Au bout d'une vingtaine de minutes, il me demande de m'arrêter. En jetant un œil en direction de l'eau, je peux admirer la fin de rapides d'une rare violence. Mon patron me demande de l'aider à détacher sa fille et il rajoute en me laçant un regard noir que je n'ai pas intérêt à lâcher brusquement les sangles élastiques. Éliza ne bronche pas, ses yeux sont ouverts. Ils nous observent faire avec un regard dur. Le regard d'un reine qui exige. Son père la porte, elle passe son coude derrière le tête de ce dernier pour être plus stable. Fixant le visage de son créateur d'un air impassible. Ni heureuse, ni en colère, ni triste, ni anxieuse, ni aimante, juste calme.

Ils marchent vers le fleuve, le bruit assourdissant de ce dernier m'empêche de les entendre parler alors je m'approche. Je suis spectateur de cette scène, j'essaye de rendre ma présence la plus invisible possible pour ne pas gêner. Mon patron s'est accroupi au bord de l'eau. Je commence à comprendre au milieu de son discours :

« .... que tu veux. Mais sache que tu es libre. Aujourd'hui, je te donne ce qu'au fond j'aurais aimé que tu aies toujours eu mais par égoïsme je te le refusais. Explore, découvre, rejoins l'océan. Tout ce trajet va être très dur et douloureux, mais profites-en. Fais ce que tu n'as jamais pu faire.

- Mais.... je ne veux pas de tout cela...

- C'est mon dernier cadeau Éliza, s'il te plaît, accepte le.

- Pour la dernière fois je m'appelle Shoujokaisou.... désespère-t-elle.

- Si tu le souhaites, je ne pourrais bientôt plus rien te dire. Vis ma fille, autant que tu le peux. »

Elle le fixe désormais avec un regard dont je me souviendrai toute ma vie. Une sorte d'expression qui se traduirai par :"Est-ce que tu te fous de moi ?" Ce regard, elle a dû me lancer un bon nombre de fois maintenant que j'y pense, mais trop pris dans mon rêve idyllique, je n'ai pas dû le remarquer. Je prenais une personne à la personnalité forte pour un bébé.

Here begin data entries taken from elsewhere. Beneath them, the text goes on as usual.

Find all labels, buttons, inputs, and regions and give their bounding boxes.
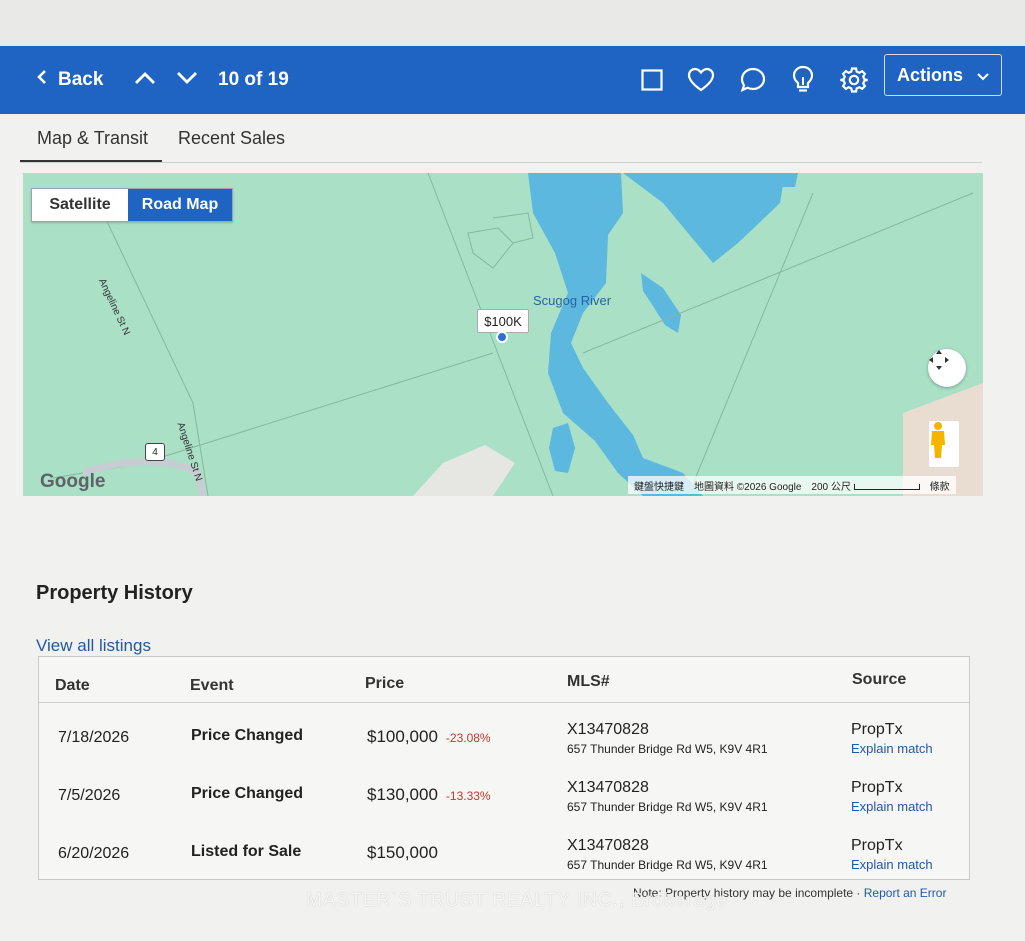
table-row: 7/5/2026 Price Changed $130,000 -13.33% …	[39, 765, 969, 823]
active-tab-indicator	[20, 160, 162, 162]
price-value: $130,000	[367, 785, 438, 804]
map-view[interactable]: Satellite Road Map Angeline St N Angelin…	[23, 173, 983, 496]
back-label: Back	[58, 69, 104, 90]
column-header-date: Date	[55, 677, 90, 694]
chevron-down-icon	[977, 65, 989, 86]
previous-listing-button[interactable]	[134, 46, 156, 114]
toolbar: Back 10 of 19 Actions	[0, 46, 1025, 114]
column-header-mls: MLS#	[567, 673, 610, 690]
fullscreen-button[interactable]	[928, 349, 966, 387]
explain-match-link[interactable]: Explain match	[851, 741, 933, 756]
row-event: Listed for Sale	[191, 843, 302, 860]
listing-price-marker[interactable]: $100K	[477, 309, 529, 333]
listing-address: 657 Thunder Bridge Rd W5, K9V 4R1	[567, 800, 768, 814]
row-date: 7/18/2026	[58, 729, 130, 746]
price-change: -23.08%	[445, 731, 491, 745]
keyboard-shortcuts-link[interactable]: 鍵盤快捷鍵	[634, 478, 684, 493]
heart-icon[interactable]	[684, 63, 718, 97]
table-row: 7/18/2026 Price Changed $100,000 -23.08%…	[39, 707, 969, 765]
google-logo: Google	[40, 471, 106, 492]
row-source: PropTx Explain match	[851, 721, 933, 756]
explain-match-link[interactable]: Explain match	[851, 799, 933, 814]
price-change: -13.33%	[445, 789, 491, 803]
row-date: 7/5/2026	[58, 787, 121, 804]
property-history-title: Property History	[36, 582, 193, 604]
row-source: PropTx Explain match	[851, 779, 933, 814]
gear-icon[interactable]	[837, 63, 871, 97]
listing-address: 657 Thunder Bridge Rd W5, K9V 4R1	[567, 858, 768, 872]
row-event: Price Changed	[191, 727, 304, 744]
terms-link[interactable]: 條款	[930, 478, 950, 493]
road-map-button[interactable]: Road Map	[128, 189, 232, 221]
back-button[interactable]: Back	[36, 46, 103, 114]
scale-label: 200 公尺	[811, 478, 920, 493]
mls-number: X13470828	[567, 837, 649, 854]
report-error-link[interactable]: Report an Error	[864, 886, 947, 900]
table-header: Date Event Price MLS# Source	[39, 657, 969, 703]
row-mls: X13470828 657 Thunder Bridge Rd W5, K9V …	[567, 721, 768, 756]
river-label: Scugog River	[533, 293, 612, 308]
actions-dropdown[interactable]: Actions	[884, 54, 1002, 96]
tab-recent-sales[interactable]: Recent Sales	[178, 128, 285, 149]
row-price: $150,000	[367, 843, 446, 863]
chat-icon[interactable]	[736, 63, 770, 97]
column-header-price: Price	[365, 675, 405, 692]
row-source: PropTx Explain match	[851, 837, 933, 872]
row-date: 6/20/2026	[58, 845, 130, 862]
column-header-source: Source	[852, 671, 907, 688]
map-data-credit: 地圖資料 ©2026 Google	[694, 481, 802, 493]
property-history-table: Date Event Price MLS# Source 7/18/2026 P…	[38, 656, 970, 880]
price-value: $150,000	[367, 843, 438, 862]
chevron-up-icon	[134, 69, 156, 91]
source-name: PropTx	[851, 721, 903, 738]
chevron-left-icon	[36, 69, 48, 91]
tab-bar: Map & Transit Recent Sales	[20, 114, 982, 163]
listing-location-marker[interactable]	[496, 331, 508, 343]
source-name: PropTx	[851, 837, 903, 854]
top-strip	[0, 0, 1025, 46]
view-all-listings-link[interactable]: View all listings	[36, 636, 151, 656]
row-mls: X13470828 657 Thunder Bridge Rd W5, K9V …	[567, 779, 768, 814]
highway-shield: 4	[145, 443, 165, 461]
map-type-toggle: Satellite Road Map	[31, 188, 233, 222]
source-name: PropTx	[851, 779, 903, 796]
mls-number: X13470828	[567, 721, 649, 738]
next-listing-button[interactable]	[176, 46, 198, 114]
lightbulb-icon[interactable]	[786, 63, 820, 97]
brokerage-watermark: MASTER`S TRUST REALTY INC., Brokerage	[306, 890, 729, 911]
tab-map-transit[interactable]: Map & Transit	[37, 128, 148, 149]
row-price: $130,000 -13.33%	[367, 785, 491, 805]
explain-match-link[interactable]: Explain match	[851, 857, 933, 872]
price-value: $100,000	[367, 727, 438, 746]
street-view-pegman[interactable]	[929, 421, 959, 467]
table-row: 6/20/2026 Listed for Sale $150,000 X1347…	[39, 823, 969, 881]
checkbox-icon[interactable]	[635, 63, 669, 97]
chevron-down-icon	[176, 69, 198, 91]
row-mls: X13470828 657 Thunder Bridge Rd W5, K9V …	[567, 837, 768, 872]
column-header-event: Event	[190, 677, 234, 694]
listing-counter: 10 of 19	[218, 69, 289, 90]
mls-number: X13470828	[567, 779, 649, 796]
row-event: Price Changed	[191, 785, 304, 802]
listing-address: 657 Thunder Bridge Rd W5, K9V 4R1	[567, 742, 768, 756]
actions-label: Actions	[896, 64, 963, 85]
map-attribution: 鍵盤快捷鍵 地圖資料 ©2026 Google 200 公尺 條款	[628, 476, 956, 494]
satellite-button[interactable]: Satellite	[32, 189, 128, 221]
row-price: $100,000 -23.08%	[367, 727, 491, 747]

Mon patron fait quelque pas vers l'avant et dépose sa fille sur le courant.

« さむい!s'écrie-t-elle énervée.

- La mer est plus chaude, lui répond-il. Maintenant va, ne te retourne pas. »

Elle me lance un dernier regard. J'aurai aimé avoir le cœur déchiré et voir une larme couler sur sa joue pour me témoigner son affection mais en réalité je me sentais juste bête. Et son regard doit sûrement être empli de mépris.

Elle s'en va, rapidement. Elle nous fuit comme si nous étions un danger. Elle jaillit à plusieurs reprises hors de l'eau. Sans doute car le fleuve ne devait pas être bien profond mais également, je pense, pour me montrer qu'elle n'est pas la petite chose fragile que je voyais en elle. Ses mouvements puissants et gracieux la montre comme un animal dominant. Patron du fleuve, patron de la mer si elle s'y rend, patron de tout ceux qui l'approche. Tout comme son père....

Nous restons debout, silencieux, tous les deux à la regarder partir. Le silence de nos bouches me donne l'impression que le vacarme des rapides ne cesse de s'intensifier lui aussi. Nous avons fuit un bruit assourdissant pour en trouver un autre.